When asked how he is coping with humidity and temperatures above 40c, Japanese airforce captain Masahisa Motomura, commanding officer of the counter-piracy mission’s air-support unit, looks wistful. He sketches a map of Japan and draws a circle on the northern tip of Honshu Island to mark his hometown of Hachinohe. “We get snow in the winter,” he says with a smile. “This Djibouti climate is very hard for us.” Foreign military bases have come to define modern Djibouti and, while they drive money into the economy, there are risks. Some of Djibouti’s more affluent and secular residents detect a hardening of Islamic austerity: those who choose not to fast during Ramadan used to be ignored, now they are subject to muttered complaints and criticism; women who choose not to wear a headscarf are tutted at while increasing numbers, they say, are wearing the face-covering niqab.
In Djibouti this is worrying. Despite income from bases and ports, the tiny population of about 850,000 suffers from yawning inequality and pervasive poverty, conditions that in parts of Africa such as Kenya and Nigeria have allowed militant Islam to flourish. “The government gets money from the Americans, from the French – but it’s not a government for the people and we get nothing,” says Abdirahman, a taxi driver by night and teacher by day, who struggles to make ends meet even working two jobs.

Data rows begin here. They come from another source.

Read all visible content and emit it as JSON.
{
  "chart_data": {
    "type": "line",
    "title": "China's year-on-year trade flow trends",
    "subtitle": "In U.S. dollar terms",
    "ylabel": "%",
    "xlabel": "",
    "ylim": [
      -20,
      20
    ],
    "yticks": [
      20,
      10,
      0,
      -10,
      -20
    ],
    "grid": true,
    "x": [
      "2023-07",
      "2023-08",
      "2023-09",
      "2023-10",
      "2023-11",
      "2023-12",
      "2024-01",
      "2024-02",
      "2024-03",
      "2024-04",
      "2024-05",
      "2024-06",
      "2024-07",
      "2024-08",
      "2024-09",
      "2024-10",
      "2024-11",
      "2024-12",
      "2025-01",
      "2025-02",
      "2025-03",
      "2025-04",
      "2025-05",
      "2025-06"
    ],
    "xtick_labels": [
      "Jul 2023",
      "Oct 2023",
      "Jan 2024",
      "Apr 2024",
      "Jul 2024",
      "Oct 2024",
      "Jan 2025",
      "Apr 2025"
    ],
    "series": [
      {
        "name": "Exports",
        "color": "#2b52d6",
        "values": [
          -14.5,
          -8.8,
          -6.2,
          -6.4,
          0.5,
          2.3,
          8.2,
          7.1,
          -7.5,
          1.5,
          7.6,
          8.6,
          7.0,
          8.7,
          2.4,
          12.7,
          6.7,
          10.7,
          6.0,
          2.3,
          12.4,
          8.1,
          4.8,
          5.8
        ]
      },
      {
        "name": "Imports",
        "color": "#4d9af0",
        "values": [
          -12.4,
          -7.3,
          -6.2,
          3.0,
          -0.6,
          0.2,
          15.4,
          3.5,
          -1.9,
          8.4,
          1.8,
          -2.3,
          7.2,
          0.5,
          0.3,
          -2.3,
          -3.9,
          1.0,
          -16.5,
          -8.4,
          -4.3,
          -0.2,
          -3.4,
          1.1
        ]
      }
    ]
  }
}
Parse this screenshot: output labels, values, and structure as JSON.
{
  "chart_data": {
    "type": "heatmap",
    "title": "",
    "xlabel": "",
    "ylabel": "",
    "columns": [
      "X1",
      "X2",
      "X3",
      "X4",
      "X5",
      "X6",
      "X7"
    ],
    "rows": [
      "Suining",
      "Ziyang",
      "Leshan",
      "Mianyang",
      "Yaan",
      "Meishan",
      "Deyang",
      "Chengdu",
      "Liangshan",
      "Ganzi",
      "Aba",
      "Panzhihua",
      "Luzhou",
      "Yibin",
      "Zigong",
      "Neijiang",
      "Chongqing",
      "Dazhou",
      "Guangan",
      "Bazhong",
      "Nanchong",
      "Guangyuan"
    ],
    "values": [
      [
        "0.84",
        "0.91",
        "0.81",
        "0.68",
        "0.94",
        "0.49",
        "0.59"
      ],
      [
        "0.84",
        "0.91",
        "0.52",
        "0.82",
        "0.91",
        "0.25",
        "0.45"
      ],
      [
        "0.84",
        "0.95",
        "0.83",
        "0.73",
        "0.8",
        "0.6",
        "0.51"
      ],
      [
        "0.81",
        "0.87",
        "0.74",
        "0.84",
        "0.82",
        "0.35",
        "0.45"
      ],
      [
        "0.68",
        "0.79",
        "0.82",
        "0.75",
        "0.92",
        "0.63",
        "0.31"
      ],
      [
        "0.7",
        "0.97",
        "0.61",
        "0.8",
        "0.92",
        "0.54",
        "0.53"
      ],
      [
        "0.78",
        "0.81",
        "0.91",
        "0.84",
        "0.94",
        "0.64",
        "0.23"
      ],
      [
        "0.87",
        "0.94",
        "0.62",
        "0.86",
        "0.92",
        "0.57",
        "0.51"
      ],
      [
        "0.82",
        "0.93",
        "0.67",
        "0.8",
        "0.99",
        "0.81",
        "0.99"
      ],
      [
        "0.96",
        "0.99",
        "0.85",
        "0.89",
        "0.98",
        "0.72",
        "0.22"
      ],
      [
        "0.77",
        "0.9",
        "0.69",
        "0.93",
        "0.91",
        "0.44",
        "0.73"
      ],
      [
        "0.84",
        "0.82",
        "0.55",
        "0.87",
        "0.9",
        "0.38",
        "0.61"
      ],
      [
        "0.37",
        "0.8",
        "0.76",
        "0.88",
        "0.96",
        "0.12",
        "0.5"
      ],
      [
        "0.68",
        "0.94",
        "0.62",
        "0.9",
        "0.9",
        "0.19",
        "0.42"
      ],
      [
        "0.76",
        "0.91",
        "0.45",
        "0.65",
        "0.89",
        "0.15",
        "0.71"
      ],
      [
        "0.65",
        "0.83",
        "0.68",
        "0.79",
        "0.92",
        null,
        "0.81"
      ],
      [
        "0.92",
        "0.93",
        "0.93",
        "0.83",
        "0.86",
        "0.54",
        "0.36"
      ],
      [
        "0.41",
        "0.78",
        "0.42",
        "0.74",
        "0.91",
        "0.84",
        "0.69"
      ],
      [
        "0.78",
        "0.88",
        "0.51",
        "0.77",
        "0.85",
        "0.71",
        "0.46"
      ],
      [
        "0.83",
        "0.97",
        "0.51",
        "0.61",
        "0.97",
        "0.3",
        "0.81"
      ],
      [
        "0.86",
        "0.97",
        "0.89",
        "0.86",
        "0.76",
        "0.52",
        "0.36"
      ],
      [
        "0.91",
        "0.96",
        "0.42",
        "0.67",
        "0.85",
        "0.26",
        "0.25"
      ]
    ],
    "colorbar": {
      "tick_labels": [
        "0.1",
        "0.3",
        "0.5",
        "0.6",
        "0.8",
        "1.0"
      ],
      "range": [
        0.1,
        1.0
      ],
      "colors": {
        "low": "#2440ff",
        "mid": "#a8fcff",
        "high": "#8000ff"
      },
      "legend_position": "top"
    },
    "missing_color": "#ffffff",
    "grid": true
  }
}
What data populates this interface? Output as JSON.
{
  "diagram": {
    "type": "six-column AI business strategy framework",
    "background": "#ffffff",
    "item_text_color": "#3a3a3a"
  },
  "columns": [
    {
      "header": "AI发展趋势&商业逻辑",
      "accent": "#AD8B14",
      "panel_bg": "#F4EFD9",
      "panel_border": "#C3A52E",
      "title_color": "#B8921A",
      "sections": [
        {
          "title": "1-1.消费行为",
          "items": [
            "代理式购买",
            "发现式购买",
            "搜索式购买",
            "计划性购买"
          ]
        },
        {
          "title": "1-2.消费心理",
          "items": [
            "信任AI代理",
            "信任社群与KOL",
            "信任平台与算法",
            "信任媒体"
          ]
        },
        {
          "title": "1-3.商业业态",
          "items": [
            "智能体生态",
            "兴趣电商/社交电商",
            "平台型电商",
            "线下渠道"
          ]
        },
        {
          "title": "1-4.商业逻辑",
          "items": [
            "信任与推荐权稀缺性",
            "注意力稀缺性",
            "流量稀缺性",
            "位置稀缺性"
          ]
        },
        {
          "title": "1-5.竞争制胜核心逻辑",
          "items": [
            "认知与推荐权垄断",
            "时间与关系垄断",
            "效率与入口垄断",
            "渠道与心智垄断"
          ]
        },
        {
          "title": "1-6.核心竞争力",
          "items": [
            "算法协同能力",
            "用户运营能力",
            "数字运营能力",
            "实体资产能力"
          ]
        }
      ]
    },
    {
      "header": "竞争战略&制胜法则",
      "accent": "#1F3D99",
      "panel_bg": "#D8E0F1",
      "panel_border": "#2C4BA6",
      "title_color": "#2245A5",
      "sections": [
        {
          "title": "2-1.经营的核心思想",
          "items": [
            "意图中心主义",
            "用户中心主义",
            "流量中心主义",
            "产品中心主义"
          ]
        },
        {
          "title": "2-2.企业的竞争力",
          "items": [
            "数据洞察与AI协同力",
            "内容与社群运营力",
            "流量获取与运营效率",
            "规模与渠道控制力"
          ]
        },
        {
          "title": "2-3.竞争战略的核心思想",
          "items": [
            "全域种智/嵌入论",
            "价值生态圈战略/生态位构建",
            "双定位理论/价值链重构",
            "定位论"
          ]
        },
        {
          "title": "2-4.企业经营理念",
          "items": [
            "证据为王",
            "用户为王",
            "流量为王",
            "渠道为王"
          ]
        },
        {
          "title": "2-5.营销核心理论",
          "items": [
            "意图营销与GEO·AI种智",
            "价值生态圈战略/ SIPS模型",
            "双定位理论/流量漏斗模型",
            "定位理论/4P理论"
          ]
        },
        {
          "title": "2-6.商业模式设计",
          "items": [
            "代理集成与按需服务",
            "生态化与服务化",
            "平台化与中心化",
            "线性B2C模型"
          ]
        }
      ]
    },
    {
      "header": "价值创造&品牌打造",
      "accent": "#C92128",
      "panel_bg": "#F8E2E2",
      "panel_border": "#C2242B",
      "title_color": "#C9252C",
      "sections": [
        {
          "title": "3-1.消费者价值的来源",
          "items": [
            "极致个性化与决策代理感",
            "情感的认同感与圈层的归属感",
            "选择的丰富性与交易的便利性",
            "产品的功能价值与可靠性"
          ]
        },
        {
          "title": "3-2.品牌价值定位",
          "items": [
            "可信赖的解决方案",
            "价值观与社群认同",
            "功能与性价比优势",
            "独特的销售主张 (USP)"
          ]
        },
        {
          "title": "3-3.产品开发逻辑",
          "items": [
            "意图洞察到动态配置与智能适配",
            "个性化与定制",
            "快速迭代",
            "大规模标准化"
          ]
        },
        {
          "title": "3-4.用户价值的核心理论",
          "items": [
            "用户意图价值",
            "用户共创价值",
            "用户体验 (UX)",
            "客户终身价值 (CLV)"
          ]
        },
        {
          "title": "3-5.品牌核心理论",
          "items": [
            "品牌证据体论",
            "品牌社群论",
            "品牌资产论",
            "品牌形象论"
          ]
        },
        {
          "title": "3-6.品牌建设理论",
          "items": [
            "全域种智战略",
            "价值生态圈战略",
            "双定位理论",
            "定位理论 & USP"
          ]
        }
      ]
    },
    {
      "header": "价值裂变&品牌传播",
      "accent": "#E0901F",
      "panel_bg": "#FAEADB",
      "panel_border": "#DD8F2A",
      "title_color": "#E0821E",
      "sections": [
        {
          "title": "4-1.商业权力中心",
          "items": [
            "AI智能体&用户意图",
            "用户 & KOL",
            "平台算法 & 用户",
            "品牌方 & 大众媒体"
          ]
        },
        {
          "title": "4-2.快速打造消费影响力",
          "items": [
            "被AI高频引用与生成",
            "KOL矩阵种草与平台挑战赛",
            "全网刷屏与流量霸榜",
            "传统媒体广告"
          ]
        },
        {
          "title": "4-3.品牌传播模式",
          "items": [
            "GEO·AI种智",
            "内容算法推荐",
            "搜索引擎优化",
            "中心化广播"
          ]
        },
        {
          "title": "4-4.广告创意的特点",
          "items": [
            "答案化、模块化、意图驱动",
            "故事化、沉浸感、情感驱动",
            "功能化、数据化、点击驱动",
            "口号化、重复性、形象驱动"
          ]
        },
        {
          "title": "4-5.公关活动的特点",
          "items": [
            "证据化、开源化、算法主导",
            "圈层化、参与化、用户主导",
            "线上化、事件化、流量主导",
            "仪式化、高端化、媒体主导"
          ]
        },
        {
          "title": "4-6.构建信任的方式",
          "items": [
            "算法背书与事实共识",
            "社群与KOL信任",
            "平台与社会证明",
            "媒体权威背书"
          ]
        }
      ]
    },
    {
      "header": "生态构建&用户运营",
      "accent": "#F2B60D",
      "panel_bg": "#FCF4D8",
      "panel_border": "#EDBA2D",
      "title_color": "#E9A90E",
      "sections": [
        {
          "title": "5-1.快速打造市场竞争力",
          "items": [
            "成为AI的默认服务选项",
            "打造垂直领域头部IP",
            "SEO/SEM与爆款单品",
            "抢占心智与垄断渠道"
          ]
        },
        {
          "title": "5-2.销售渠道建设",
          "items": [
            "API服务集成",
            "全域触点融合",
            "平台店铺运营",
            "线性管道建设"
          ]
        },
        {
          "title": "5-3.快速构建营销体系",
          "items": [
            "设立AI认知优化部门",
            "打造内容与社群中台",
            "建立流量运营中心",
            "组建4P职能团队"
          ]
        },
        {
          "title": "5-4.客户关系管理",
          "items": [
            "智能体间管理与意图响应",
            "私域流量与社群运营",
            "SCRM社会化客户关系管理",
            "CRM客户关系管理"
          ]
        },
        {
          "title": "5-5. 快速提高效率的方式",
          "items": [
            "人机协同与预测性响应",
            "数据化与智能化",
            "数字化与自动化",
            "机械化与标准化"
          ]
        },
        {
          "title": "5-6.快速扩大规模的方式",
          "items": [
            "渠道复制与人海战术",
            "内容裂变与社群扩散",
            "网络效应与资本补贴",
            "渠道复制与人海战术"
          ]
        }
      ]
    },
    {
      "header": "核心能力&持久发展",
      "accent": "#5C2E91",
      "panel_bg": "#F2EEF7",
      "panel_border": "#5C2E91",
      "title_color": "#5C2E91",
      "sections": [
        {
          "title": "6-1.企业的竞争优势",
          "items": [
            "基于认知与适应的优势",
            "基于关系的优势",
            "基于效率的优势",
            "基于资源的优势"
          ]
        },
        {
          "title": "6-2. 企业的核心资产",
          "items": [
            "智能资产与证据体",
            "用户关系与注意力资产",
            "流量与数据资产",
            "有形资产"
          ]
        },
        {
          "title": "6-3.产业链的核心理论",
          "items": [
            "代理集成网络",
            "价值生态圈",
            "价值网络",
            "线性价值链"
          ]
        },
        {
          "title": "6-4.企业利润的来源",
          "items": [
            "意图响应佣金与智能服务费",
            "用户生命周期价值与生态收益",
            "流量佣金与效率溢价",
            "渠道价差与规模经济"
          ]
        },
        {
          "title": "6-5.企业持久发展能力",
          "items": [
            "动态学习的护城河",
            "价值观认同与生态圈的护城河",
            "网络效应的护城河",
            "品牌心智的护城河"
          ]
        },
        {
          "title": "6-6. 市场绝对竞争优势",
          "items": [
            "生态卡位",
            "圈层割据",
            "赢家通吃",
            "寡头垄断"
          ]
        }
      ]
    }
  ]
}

In May last year two suicide bombers blew themselves up at a restaurant on Place Menelik in the heart of Djibouti’s old town, in the first such attack in the country. Al-Shabaab, an al-Qaeda affiliate based in Somalia and operating in east Africa, said it carried out the attack because Djibouti had sent troops to Somalia as part of a 22,000-strong African Union force.
The foreign military bases went into lockdown; more than a year later movement remains restricted and cautious. Masahki Awakami, a first lieutenant responsible for personnel and welfare, says the Japanese soldiers are now permitted to visit just six vetted restaurants (the best, he says, is the surf’n’turf Restaurant Bel-Air; there’s no Japanese option in town). His colleague Isuyoshi Yamauchi, a warrant officer responsible for base security, is clear about the risk: “Terrorism is the biggest threat we face here. It’s not like Japan.”